What's the Secret Recipe Club? It's a group started by Amanda of Amanda's Cookin'. Each month, every participant is assigned to someone else's blog from which they pick a recipe - or two - to make and post, but it's all a secret until the big day. Today's the day. I always love a kitchen challenge and some culinary adventure.
This month I was assigned Tea and Scones; it is aptly named. I found no fewer than twenty recipes for scones. Twenty! Chocolate scones, orange-cranberry scones, lavender scones, oatmeal scones, and more.

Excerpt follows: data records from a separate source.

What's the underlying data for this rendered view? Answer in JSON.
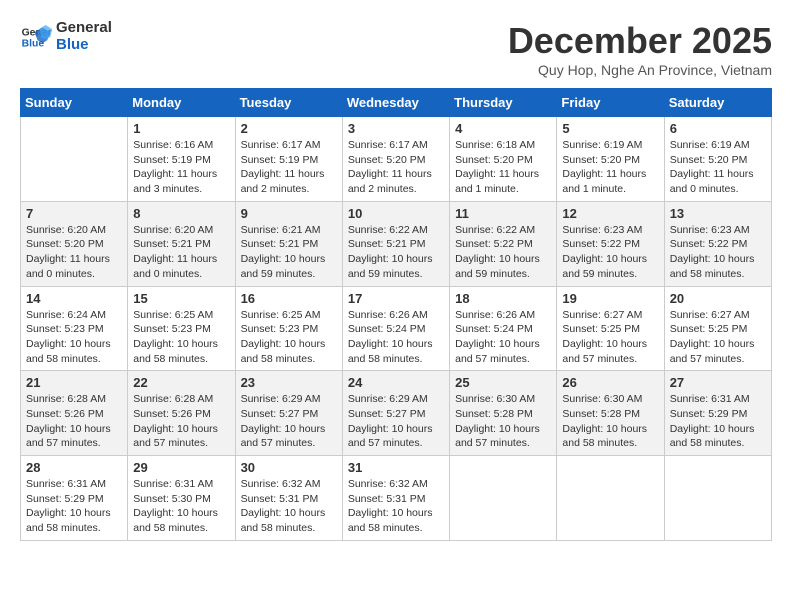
{
  "logo": {
    "line1": "General",
    "line2": "Blue"
  },
  "title": "December 2025",
  "location": "Quy Hop, Nghe An Province, Vietnam",
  "days_header": [
    "Sunday",
    "Monday",
    "Tuesday",
    "Wednesday",
    "Thursday",
    "Friday",
    "Saturday"
  ],
  "weeks": [
    [
      {
        "day": "",
        "info": ""
      },
      {
        "day": "1",
        "info": "Sunrise: 6:16 AM\nSunset: 5:19 PM\nDaylight: 11 hours\nand 3 minutes."
      },
      {
        "day": "2",
        "info": "Sunrise: 6:17 AM\nSunset: 5:19 PM\nDaylight: 11 hours\nand 2 minutes."
      },
      {
        "day": "3",
        "info": "Sunrise: 6:17 AM\nSunset: 5:20 PM\nDaylight: 11 hours\nand 2 minutes."
      },
      {
        "day": "4",
        "info": "Sunrise: 6:18 AM\nSunset: 5:20 PM\nDaylight: 11 hours\nand 1 minute."
      },
      {
        "day": "5",
        "info": "Sunrise: 6:19 AM\nSunset: 5:20 PM\nDaylight: 11 hours\nand 1 minute."
      },
      {
        "day": "6",
        "info": "Sunrise: 6:19 AM\nSunset: 5:20 PM\nDaylight: 11 hours\nand 0 minutes."
      }
    ],
    [
      {
        "day": "7",
        "info": "Sunrise: 6:20 AM\nSunset: 5:20 PM\nDaylight: 11 hours\nand 0 minutes."
      },
      {
        "day": "8",
        "info": "Sunrise: 6:20 AM\nSunset: 5:21 PM\nDaylight: 11 hours\nand 0 minutes."
      },
      {
        "day": "9",
        "info": "Sunrise: 6:21 AM\nSunset: 5:21 PM\nDaylight: 10 hours\nand 59 minutes."
      },
      {
        "day": "10",
        "info": "Sunrise: 6:22 AM\nSunset: 5:21 PM\nDaylight: 10 hours\nand 59 minutes."
      },
      {
        "day": "11",
        "info": "Sunrise: 6:22 AM\nSunset: 5:22 PM\nDaylight: 10 hours\nand 59 minutes."
      },
      {
        "day": "12",
        "info": "Sunrise: 6:23 AM\nSunset: 5:22 PM\nDaylight: 10 hours\nand 59 minutes."
      },
      {
        "day": "13",
        "info": "Sunrise: 6:23 AM\nSunset: 5:22 PM\nDaylight: 10 hours\nand 58 minutes."
      }
    ],
    [
      {
        "day": "14",
        "info": "Sunrise: 6:24 AM\nSunset: 5:23 PM\nDaylight: 10 hours\nand 58 minutes."
      },
      {
        "day": "15",
        "info": "Sunrise: 6:25 AM\nSunset: 5:23 PM\nDaylight: 10 hours\nand 58 minutes."
      },
      {
        "day": "16",
        "info": "Sunrise: 6:25 AM\nSunset: 5:23 PM\nDaylight: 10 hours\nand 58 minutes."
      },
      {
        "day": "17",
        "info": "Sunrise: 6:26 AM\nSunset: 5:24 PM\nDaylight: 10 hours\nand 58 minutes."
      },
      {
        "day": "18",
        "info": "Sunrise: 6:26 AM\nSunset: 5:24 PM\nDaylight: 10 hours\nand 57 minutes."
      },
      {
        "day": "19",
        "info": "Sunrise: 6:27 AM\nSunset: 5:25 PM\nDaylight: 10 hours\nand 57 minutes."
      },
      {
        "day": "20",
        "info": "Sunrise: 6:27 AM\nSunset: 5:25 PM\nDaylight: 10 hours\nand 57 minutes."
      }
    ],
    [
      {
        "day": "21",
        "info": "Sunrise: 6:28 AM\nSunset: 5:26 PM\nDaylight: 10 hours\nand 57 minutes."
      },
      {
        "day": "22",
        "info": "Sunrise: 6:28 AM\nSunset: 5:26 PM\nDaylight: 10 hours\nand 57 minutes."
      },
      {
        "day": "23",
        "info": "Sunrise: 6:29 AM\nSunset: 5:27 PM\nDaylight: 10 hours\nand 57 minutes."
      },
      {
        "day": "24",
        "info": "Sunrise: 6:29 AM\nSunset: 5:27 PM\nDaylight: 10 hours\nand 57 minutes."
      },
      {
        "day": "25",
        "info": "Sunrise: 6:30 AM\nSunset: 5:28 PM\nDaylight: 10 hours\nand 57 minutes."
      },
      {
        "day": "26",
        "info": "Sunrise: 6:30 AM\nSunset: 5:28 PM\nDaylight: 10 hours\nand 58 minutes."
      },
      {
        "day": "27",
        "info": "Sunrise: 6:31 AM\nSunset: 5:29 PM\nDaylight: 10 hours\nand 58 minutes."
      }
    ],
    [
      {
        "day": "28",
        "info": "Sunrise: 6:31 AM\nSunset: 5:29 PM\nDaylight: 10 hours\nand 58 minutes."
      },
      {
        "day": "29",
        "info": "Sunrise: 6:31 AM\nSunset: 5:30 PM\nDaylight: 10 hours\nand 58 minutes."
      },
      {
        "day": "30",
        "info": "Sunrise: 6:32 AM\nSunset: 5:31 PM\nDaylight: 10 hours\nand 58 minutes."
      },
      {
        "day": "31",
        "info": "Sunrise: 6:32 AM\nSunset: 5:31 PM\nDaylight: 10 hours\nand 58 minutes."
      },
      {
        "day": "",
        "info": ""
      },
      {
        "day": "",
        "info": ""
      },
      {
        "day": "",
        "info": ""
      }
    ]
  ]
}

Margaret writes "I love to bake. I love to bake and eat. I especially love to bake scones. I love scones. So here you, dear reader/eater/baker, will find many a scone recipe and a few other baking experiences – some great, some good, some not so good. Come in, have a ‘cuppa’ and a scone and enjoy."

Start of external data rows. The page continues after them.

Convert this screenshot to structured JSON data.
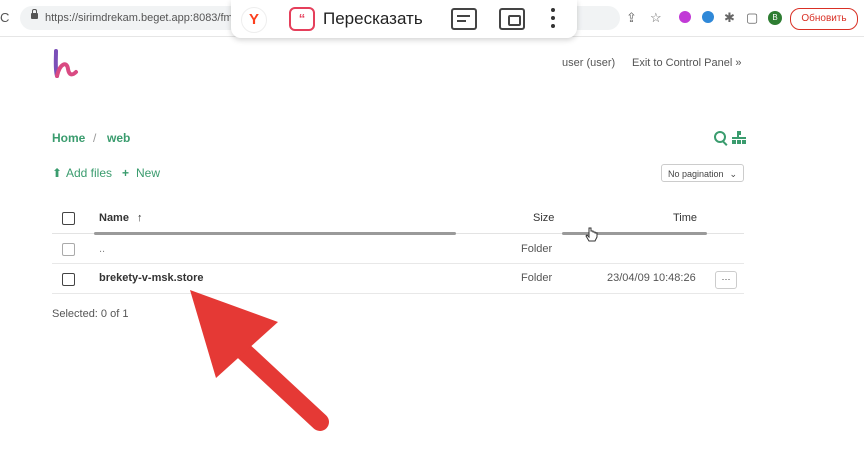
{
  "browser": {
    "url": "https://sirimdrekam.beget.app:8083/fm/#",
    "update_button": "Обновить",
    "profile_initial": "B"
  },
  "overlay": {
    "retell_label": "Пересказать"
  },
  "header": {
    "user": "user (user)",
    "exit": "Exit to Control Panel »"
  },
  "breadcrumb": {
    "home": "Home",
    "separator": "/",
    "current": "web"
  },
  "actions": {
    "add_files": "Add files",
    "new": "New",
    "pagination": "No pagination"
  },
  "table": {
    "headers": {
      "name": "Name",
      "size": "Size",
      "time": "Time"
    },
    "rows": [
      {
        "name": "..",
        "size": "Folder",
        "time": ""
      },
      {
        "name": "brekety-v-msk.store",
        "size": "Folder",
        "time": "23/04/09 10:48:26",
        "menu": "···"
      }
    ]
  },
  "status": {
    "selected": "Selected: 0 of 1"
  },
  "colors": {
    "accent": "#3a9c6e",
    "arrow": "#e53935"
  }
}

Since my boys and I had just picked up three unusual preserves, from Serendipity Saucy Sauces, I decided that a scone would be the perfect thing to put beneath them. All three of my boys picked fantastic flavors. My husband selected the blueberry & lemon verbena preserve; my little one was practically spooning the comice pear & rosemary conserve into his mouth; and my almost ten-year-old opted for the Meyer lemon & lavender jelly...without even trying it. He just knew he would like the taste. Needless to say, to highlight these flavors, I made a rather plain scone.
1/2 t salt
1 T + 1t baking powder
1 t ground cinnamon
4 T organic granulated sugar
3/4 C organic sour cream
1/2 C lowfat milk
2 T vanilla
1/4 C butter
ground almonds and granulated sugar for topping
Preheat oven to 400. Mix all of the dry ingredients in a bowl. Add wet ingredients and cut with a pastry knife until it comes together in a ball. It will be moist. Turn the ball out onto a baking stone. Sprinkle with ground almonds and press down to form a circle. Cut into 8ths and pull the pieces apart slightly. Sprinkle tops with sugar and bake for 20 minutes or until firm to the touch.
Thank you, Margaret, for the great scone inspiration. I haven't made any in about a year. I loved reading through your many different takes and came up my own variation.